A federal appeals court in New Orleans has upheld a lower court's dismissal of a complaint by participants in a Phillips 66 Co. 401(k) plan that fiduciaries violated their ERISA duties in managing a stock investment within the plan.
"Plaintiffs claim that holding a single-stock fund is imprudent per se because of the risk inherent in holding an undiversified asset," the three-judge panel wrote on May 22. "But ERISA contains no prohibition on individual account plans' offering single-stock funds."
The participants sued Phillips 66 fiduciaries in October 2017, alleging ERISA violations by keeping a large amount of stock from the company's former parent, ConcoPhillips Co., as a plan option.
They alleged that the 401(k) plan held $1 billion, or 25% of plan assets, starting May 1, 2012 through the filing of the lawsuit. This amount exposed participants "to extreme volatility and risk," the complaint said.

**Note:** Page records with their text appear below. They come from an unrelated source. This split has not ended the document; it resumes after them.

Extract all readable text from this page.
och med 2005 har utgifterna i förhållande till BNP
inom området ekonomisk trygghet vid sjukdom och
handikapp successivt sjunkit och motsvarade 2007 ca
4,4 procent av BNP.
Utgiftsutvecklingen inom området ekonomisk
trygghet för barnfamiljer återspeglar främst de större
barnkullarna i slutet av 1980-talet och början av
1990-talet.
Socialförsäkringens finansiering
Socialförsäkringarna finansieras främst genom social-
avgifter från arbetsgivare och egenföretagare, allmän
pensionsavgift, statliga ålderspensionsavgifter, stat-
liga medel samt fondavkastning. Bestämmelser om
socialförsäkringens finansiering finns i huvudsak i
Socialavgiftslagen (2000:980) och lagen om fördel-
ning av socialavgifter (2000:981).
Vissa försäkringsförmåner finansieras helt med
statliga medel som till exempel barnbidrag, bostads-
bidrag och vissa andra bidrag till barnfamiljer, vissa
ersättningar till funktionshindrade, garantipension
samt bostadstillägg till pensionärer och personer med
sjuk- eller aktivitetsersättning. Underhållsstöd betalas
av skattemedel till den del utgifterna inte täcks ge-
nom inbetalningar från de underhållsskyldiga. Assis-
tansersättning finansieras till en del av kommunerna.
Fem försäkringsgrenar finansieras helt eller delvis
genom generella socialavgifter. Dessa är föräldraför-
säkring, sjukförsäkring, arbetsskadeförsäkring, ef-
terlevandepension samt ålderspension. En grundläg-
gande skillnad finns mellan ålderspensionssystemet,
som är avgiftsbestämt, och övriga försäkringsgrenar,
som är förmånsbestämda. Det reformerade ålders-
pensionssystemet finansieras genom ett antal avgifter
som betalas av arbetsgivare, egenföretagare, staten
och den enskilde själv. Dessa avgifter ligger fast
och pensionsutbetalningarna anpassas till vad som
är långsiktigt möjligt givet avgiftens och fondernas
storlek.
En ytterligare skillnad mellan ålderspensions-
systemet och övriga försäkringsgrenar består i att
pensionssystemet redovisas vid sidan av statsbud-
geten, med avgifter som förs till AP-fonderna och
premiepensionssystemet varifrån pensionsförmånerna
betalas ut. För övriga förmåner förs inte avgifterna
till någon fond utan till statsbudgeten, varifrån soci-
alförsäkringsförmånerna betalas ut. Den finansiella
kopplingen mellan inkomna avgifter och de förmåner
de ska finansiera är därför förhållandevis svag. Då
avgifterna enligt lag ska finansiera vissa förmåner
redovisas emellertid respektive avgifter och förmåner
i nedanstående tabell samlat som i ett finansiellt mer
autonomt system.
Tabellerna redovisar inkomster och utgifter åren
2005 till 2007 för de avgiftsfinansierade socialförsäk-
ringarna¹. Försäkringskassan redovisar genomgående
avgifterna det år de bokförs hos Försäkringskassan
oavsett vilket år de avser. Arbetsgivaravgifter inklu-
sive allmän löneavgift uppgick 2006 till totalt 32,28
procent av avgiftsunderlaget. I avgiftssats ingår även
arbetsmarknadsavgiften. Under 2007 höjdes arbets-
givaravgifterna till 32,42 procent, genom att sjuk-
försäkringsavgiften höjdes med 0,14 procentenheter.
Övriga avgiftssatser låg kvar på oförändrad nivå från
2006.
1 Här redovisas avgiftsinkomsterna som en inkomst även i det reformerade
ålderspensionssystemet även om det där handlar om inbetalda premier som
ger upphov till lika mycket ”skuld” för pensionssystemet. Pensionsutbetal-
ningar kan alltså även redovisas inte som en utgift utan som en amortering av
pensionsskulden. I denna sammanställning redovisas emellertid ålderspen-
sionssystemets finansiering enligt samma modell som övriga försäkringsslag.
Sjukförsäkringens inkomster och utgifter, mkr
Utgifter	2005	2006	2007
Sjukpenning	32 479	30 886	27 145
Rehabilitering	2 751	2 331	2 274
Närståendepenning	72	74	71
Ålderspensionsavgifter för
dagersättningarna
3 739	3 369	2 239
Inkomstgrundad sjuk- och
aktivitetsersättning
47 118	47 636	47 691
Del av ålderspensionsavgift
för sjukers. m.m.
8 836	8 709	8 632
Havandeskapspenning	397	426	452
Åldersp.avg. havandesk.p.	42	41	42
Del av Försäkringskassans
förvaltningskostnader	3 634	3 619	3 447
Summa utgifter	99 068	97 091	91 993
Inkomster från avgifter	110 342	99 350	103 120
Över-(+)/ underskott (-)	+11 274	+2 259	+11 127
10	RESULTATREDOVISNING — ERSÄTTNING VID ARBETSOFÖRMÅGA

The plan also held Phillips 66 common stock, which wasn't cited in the lawsuit. Phillips 66 was spun off as an independent company on April 30, 2012.
At the time of the spinoff, the former parent transferred about $2.9 billion in assets to the Phillips 66 plan, including an aggregate of $1 billion in two ConocoPhillips stock funds, the complaint said. "A prudent fiduciary considering the prudent diversification of the (Phillips 66) plan as a whole would have removed ConocoPhillips stock," the original lawsuit said.
In May 2018, a U.S. District Court judge in Houston dismissed the case of Schweitzer et al. vs. the Investment Committee of the Phillips 66 Savings Plan et al. "Plaintiffs fail to state a claim for failure to engage in an adequate process for evaluating the prudence of continuing to hold the ConocoPhillips funds," the judge wrote.
The judge noted that Phillips 66 participants couldn't make new investments in ConocoPhillips stock and they could sell existing shares without restrictions.
The appeals court wrote that plan fiduciaries provided adequate information to participants about diversified investing.
"By closing the ConocoPhillips funds to new investments immediately after the spinoff, the fiduciaries also ensured that they were not offering participants an imprudent investment option," the appeal court judges wrote.
"Plaintiffs were free to sell off their investments at any time and reinvest in other funds," the judges wrote. "They cannot enjoy their autonomy and now blame the fiduciaries for declining to second guess that judgment."
The Phillips 66 Savings Plan had $4.87 billion in assets as of Dec. 31, 2018, according to the latest Form 5500.